Social justice ideology thinks it can remove power from society, but it thinks this only because it omits value oppression from the analysis, which is the dimension in which its advocates are exerting their power. Societal power doesn’t go away, it simply accumulates where there’s a gap in their analysis. In the extreme case, you get the absurd situation of communist dictators proclaiming themselves liberators while running some of the most oppressive regimes in modern history.

* * *

Social justice advocates need to acknowledge this and improve their analytical approach. The main problem, I think, is that they’ve been misled by their own rhetoric, especially the notion of criticality—derived from critical theory—that permeates the social justice literature. A common theme is that they are critical, while other people accept things as they are. Some writers have even suggested that social justice advocates are the true inheritors of the Socratic approach to philosophy and/or of Enlightenment thinking.

This confuses two types of criticality. It’s certainly true that social justice advocates are highly critical, but this is not what distinguished the Socratic approach or Enlightenment thought from previous traditions. In fact, the most critical people are usually religious people, especially fundamentalist religious people. Why? Because they have an explicit norm, such as The Bible, to which they can compare everything and criticise whatever doesn’t match up. It’s not criticality that distinguishes Socratic and Enlightenment methodology from religious tradition, it’s meta-criticality: the process of continually digging up one’s assumptions and methods and questioning them, potentially indefinitely. In religion, especially fundamentalist religion, certain beliefs are beyond question; they are sacred and must if necessary be taken on faith. This is what Socratic and Enlightenment thought diverged from, regarding nothing as sacred and treating all beliefs and methods as provisional.

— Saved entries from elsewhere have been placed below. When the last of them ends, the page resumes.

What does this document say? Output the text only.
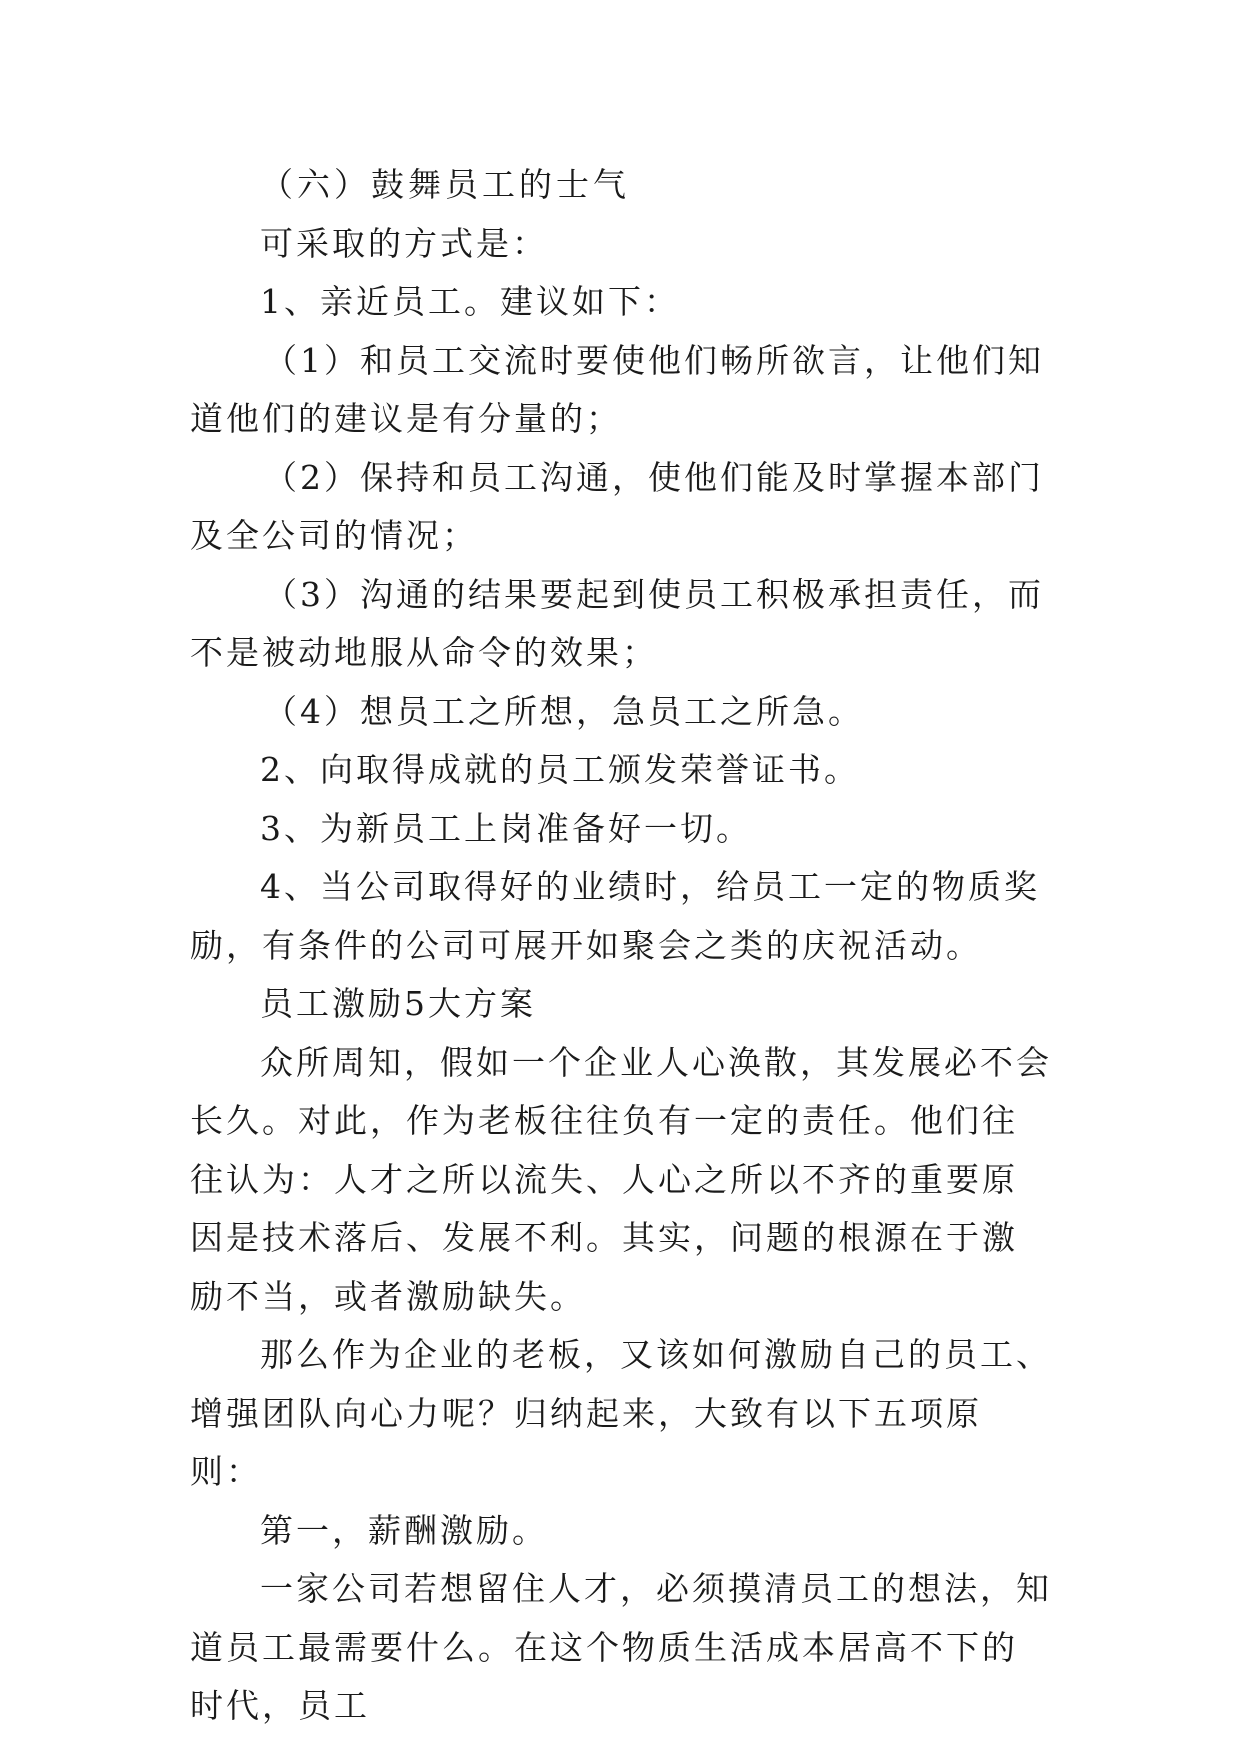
（六）鼓舞员工的士气

可采取的方式是：

1、亲近员工。建议如下：

（1）和员工交流时要使他们畅所欲言，让他们知道他们的建议是有分量的；

（2）保持和员工沟通，使他们能及时掌握本部门及全公司的情况；

（3）沟通的结果要起到使员工积极承担责任，而不是被动地服从命令的效果；

（4）想员工之所想，急员工之所急。

2、向取得成就的员工颁发荣誉证书。

3、为新员工上岗准备好一切。

4、当公司取得好的业绩时，给员工一定的物质奖励，有条件的公司可展开如聚会之类的庆祝活动。

员工激励5大方案

众所周知，假如一个企业人心涣散，其发展必不会长久。对此，作为老板往往负有一定的责任。他们往往认为：人才之所以流失、人心之所以不齐的重要原因是技术落后、发展不利。其实，问题的根源在于激励不当，或者激励缺失。

那么作为企业的老板，又该如何激励自己的员工、增强团队向心力呢？归纳起来，大致有以下五项原则：

第一，薪酬激励。

一家公司若想留住人才，必须摸清员工的想法，知道员工最需要什么。在这个物质生活成本居高不下的时代，员工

There are advantages and disadvantages to this approach, of course. Explicitly declaring one’s own beliefs provisional reduces the force of their criticism of society or other people’s beliefs, which is part of why religions can be so powerful; they offer certainty and their adherents can criticise everything around them with confidence. Social justice ideology is far more like this than like the Socratic or Enlightenment methodology. Its advocates are highly critical of society and other people’s beliefs, but they mostly reject meta-criticality, often going so far as to shut down anyone who criticises their beliefs.

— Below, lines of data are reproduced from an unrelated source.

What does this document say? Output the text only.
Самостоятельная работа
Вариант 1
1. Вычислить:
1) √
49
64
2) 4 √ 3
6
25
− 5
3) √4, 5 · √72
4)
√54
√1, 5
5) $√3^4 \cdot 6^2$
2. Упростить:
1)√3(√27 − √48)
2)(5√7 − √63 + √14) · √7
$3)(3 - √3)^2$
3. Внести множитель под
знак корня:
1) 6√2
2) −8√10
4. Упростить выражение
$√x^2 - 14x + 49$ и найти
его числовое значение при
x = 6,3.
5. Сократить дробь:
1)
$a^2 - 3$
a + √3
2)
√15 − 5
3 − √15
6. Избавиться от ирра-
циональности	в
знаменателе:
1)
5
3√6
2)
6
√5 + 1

A recent article by undergraduate student Coleman Hughes describing the teaching style of his two different philosophy courses demonstrate this well. His one course, a standard philosophy course, is full of meta-criticality; all theories are critiqued—often by the professor presenting them—and nothing is sacred. This is the Enlightenment approach that has become the norm at Western universities. The second course, a social justice course that combines intersectional feminism and philosophy, is entirely different; while the professor is highly critical of society, the theories presented are treated as sacred and criticism of them is unthinkable. Hughes compares it to being in a temple. This is neither Socratic nor Enlightenment-inspired, it’s a return to a pre-Enlightenment approach to knowledge where beliefs are sacred.

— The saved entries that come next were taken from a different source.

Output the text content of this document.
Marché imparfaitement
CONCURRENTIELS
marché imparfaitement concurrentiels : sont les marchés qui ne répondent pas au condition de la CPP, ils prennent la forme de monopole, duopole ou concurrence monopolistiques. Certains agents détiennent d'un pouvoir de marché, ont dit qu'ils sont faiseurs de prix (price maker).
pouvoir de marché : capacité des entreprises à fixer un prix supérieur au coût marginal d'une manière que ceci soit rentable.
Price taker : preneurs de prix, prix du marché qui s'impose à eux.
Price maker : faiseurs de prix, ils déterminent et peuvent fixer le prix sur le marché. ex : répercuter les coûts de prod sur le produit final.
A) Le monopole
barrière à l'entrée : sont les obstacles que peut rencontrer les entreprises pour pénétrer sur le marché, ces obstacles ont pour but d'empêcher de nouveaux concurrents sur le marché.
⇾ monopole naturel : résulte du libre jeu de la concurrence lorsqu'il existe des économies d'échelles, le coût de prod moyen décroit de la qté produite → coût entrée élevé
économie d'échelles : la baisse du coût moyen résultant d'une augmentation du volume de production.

There is certainly value in analysing power and oppression in society, including the many ways in which they work beneath the surface. But any such analysis must include value oppression, and describe the mechanisms through which power is used to suppress views that dissent from the dominant discourse. And this requires including social justice advocates in the analysis, which invariably means criticising social justice ideology itself. The fact that many social justice advocates try to prevent this should be a major red flag to anyone genuinely interested in the pursuit of truth. Furthermore, as the failures of the many 20th century communist regimes showed all too clearly, there are few things more dangerous than trying to dismantle power structures while simultaneously having major gaps in the framework through which power is identified. It’s a recipe for disaster.